Samedi 13 mai 10h06 : Saillans
5mn de pause et pas de Patrick : nous décidons de repartir en slalomant dans la foule des concurrents du 38km qui s’échauffe et la foule des badauds & accompagnateurs : comme une envie de se retrouver au calme en fait… Sortie du village, traversée de la Drôme, un chouïa de route et nous voici au pied des rochers de Cresta. 2ème difficulté sérieuse : pente raide mais terrain pas trop gras…mais les pieds sont toujours trempés. Il commence à faire chaud et j’accuse un peu le coup donc je me mets sagement dans le sillage de Stéphane. La montée est assez longue et tout d’un coup les premiers concurrents du 38km partis à 10h30 nous rattrapent : les 2 premiers déconcertant de facilité, les premiers écarts sont déjà fait avec les suivants qui nous doublent les uns après les autres (mais les autres moins vite que les uns). C’est l’occasion d’échanger quelques encouragements même si il faut parfois se décaler sur le côté sur cette monotrace : dans notre progression un peu perturbée, je distance un peu Stéphane sans m’en apercevoir et me retrouve dans la partie sommitale dans un petit groupe qui m’entraine dans sa dynamique. Le temps de m’en rendre compte, j’arrive à une bifurcation/contrôle au col d’Espenel où ils plongent radicalement dans une descente que je ne leur envie pas vu son état glissant en temps normal….

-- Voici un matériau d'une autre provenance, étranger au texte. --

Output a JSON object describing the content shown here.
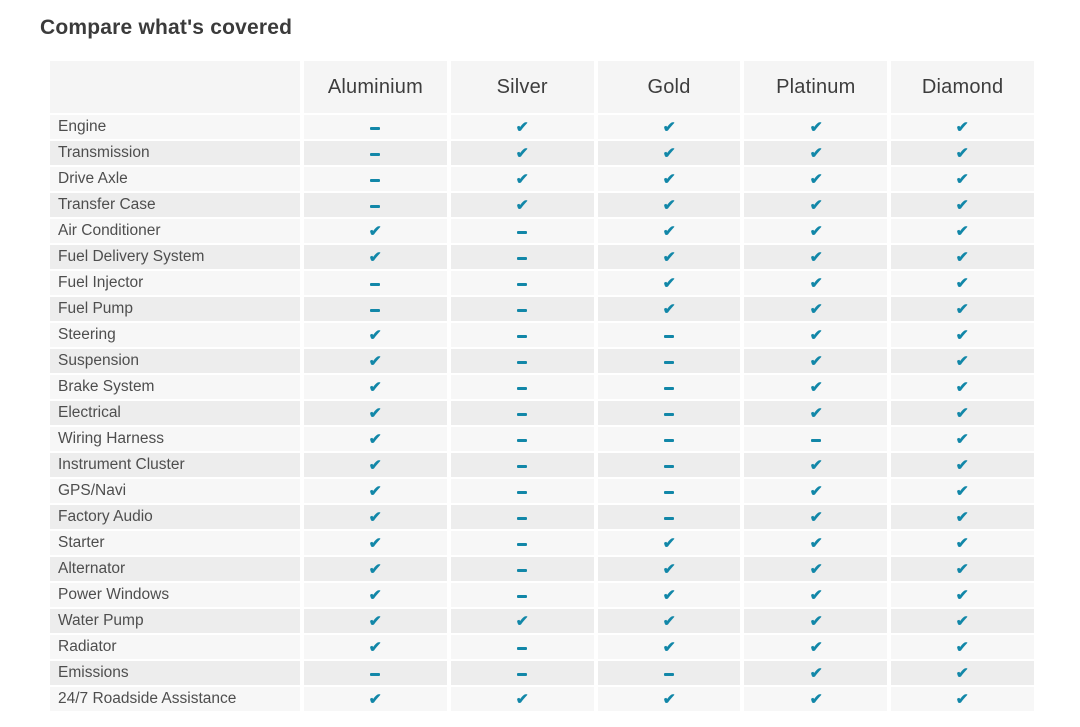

Col d’Espenel : l’orga, à l’écoute des imperfections de l’année passée, a d’ailleurs organisé une « porte horaire » à ce point : tous ceux arrivant après une certaine heure seront aiguillés sur le superbe parcours du 38km pour enchainer Pas de la Motte, Pas des Auberts et le rocher de la Laveuse. Vraiment une bonne solution pour permettre à tous de passer une belle journée en montagne (cela fait les 105km de l’ancien parcours tout de même) sans être mis en danger par la nuit ; possibilité est offerte aussi à ceux qui ne sentent pas dans un bon jour d’opter pour cette dérivation. Pas de Stéphane en vue, je continue en trottinant sur ce chemin monotrace en balcon très agréable tout surpris de retrouver du calme. Après un bref passage sur une piste en plein soleil sur laquelle je pense à bien m’hydrater, on quitte celle-ci pour remonter une petite sente en zigzag qui me permet d’entrapercevoir Stéphane au zig du dessous. Je monte donc tranquillement pour lui permettre de faire la jonction sans forcer.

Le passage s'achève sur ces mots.